Apresentado em Janeiro no Festival de Sundance (não consta, para já, das listas divulgadas pelos distribuidores portugueses), Listen to Me Marlon parece corresponder a uma visão capaz de contrariar qualquer estereótipo fabricado em torno do lendário intérprete de filmes como Um Eléctrico Chamado Desejo (1951), Há Lodo no Cais (1954), O Padrinho (1972), O Último Tango em Paris (1972) ou Apocalypse Now (1979). Num artigo da revista Vanity Fair, publicado na sequência da exibição do filme em Sundance, Julie Miller citava as primeiras palavras com que Brando surge a traçar um dramático auto-retrato: “Um homem perturbado e só, enredado em memórias, num estado de confusão, tristeza, isolamento e desordem. Passou a ser convocado para além das regras normais da sociabilidade, acabando por tornar-se um boneco mecânico. Talvez sentisse que era mal tratado, tendo ficado revoltado com esse tratamento”.

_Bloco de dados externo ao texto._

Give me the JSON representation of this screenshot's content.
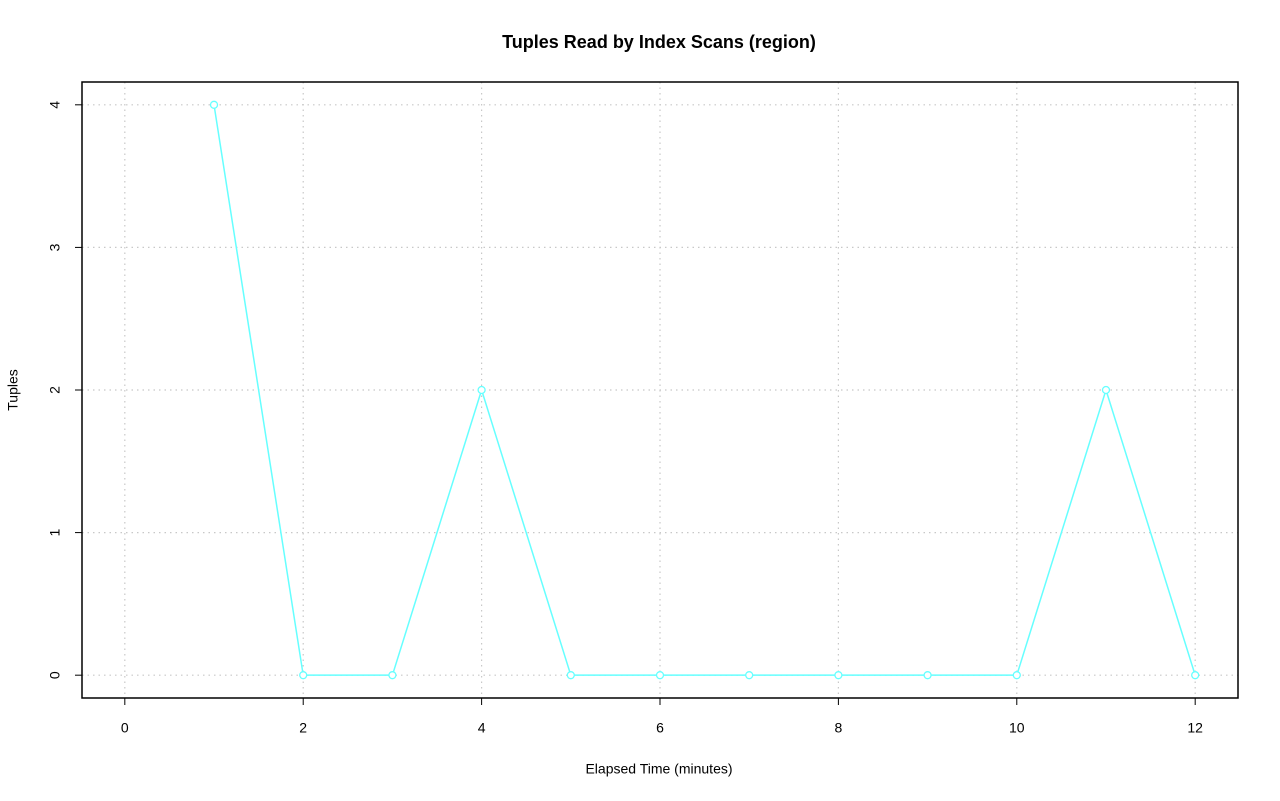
{
  "chart_data": {
    "type": "line",
    "title": "Tuples Read by Index Scans (region)",
    "x_label": "Elapsed Time (minutes)",
    "y_label": "Tuples",
    "x": [
      1,
      2,
      3,
      4,
      5,
      6,
      7,
      8,
      9,
      10,
      11,
      12
    ],
    "series": [
      {
        "name": "region",
        "color": "#66ffff",
        "values": [
          4,
          0,
          0,
          2,
          0,
          0,
          0,
          0,
          0,
          0,
          2,
          0
        ]
      }
    ],
    "xlim": [
      -0.48,
      12.48
    ],
    "xticks": [
      0,
      2,
      4,
      6,
      8,
      10,
      12
    ],
    "ylim": [
      -0.16,
      4.16
    ],
    "yticks": [
      0,
      1,
      2,
      3,
      4
    ],
    "grid": true
  }
}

Estamos, por certo, perante mais um contributo para (re)conhecer toda uma idade do cinema em que o actor não se confundia, como hoje tantas vezes acontece, com uma peça instrumental de filmes que se vendem através da promoção dos seus “efeitos especiais”. E não deixa de ser amargamente irónico o facto de, no trailer, escutarmos Brando a avaliar assim a sua solidão: “Quando aquilo que somos não é desejado, procuramos uma identidade que seja aceitável”.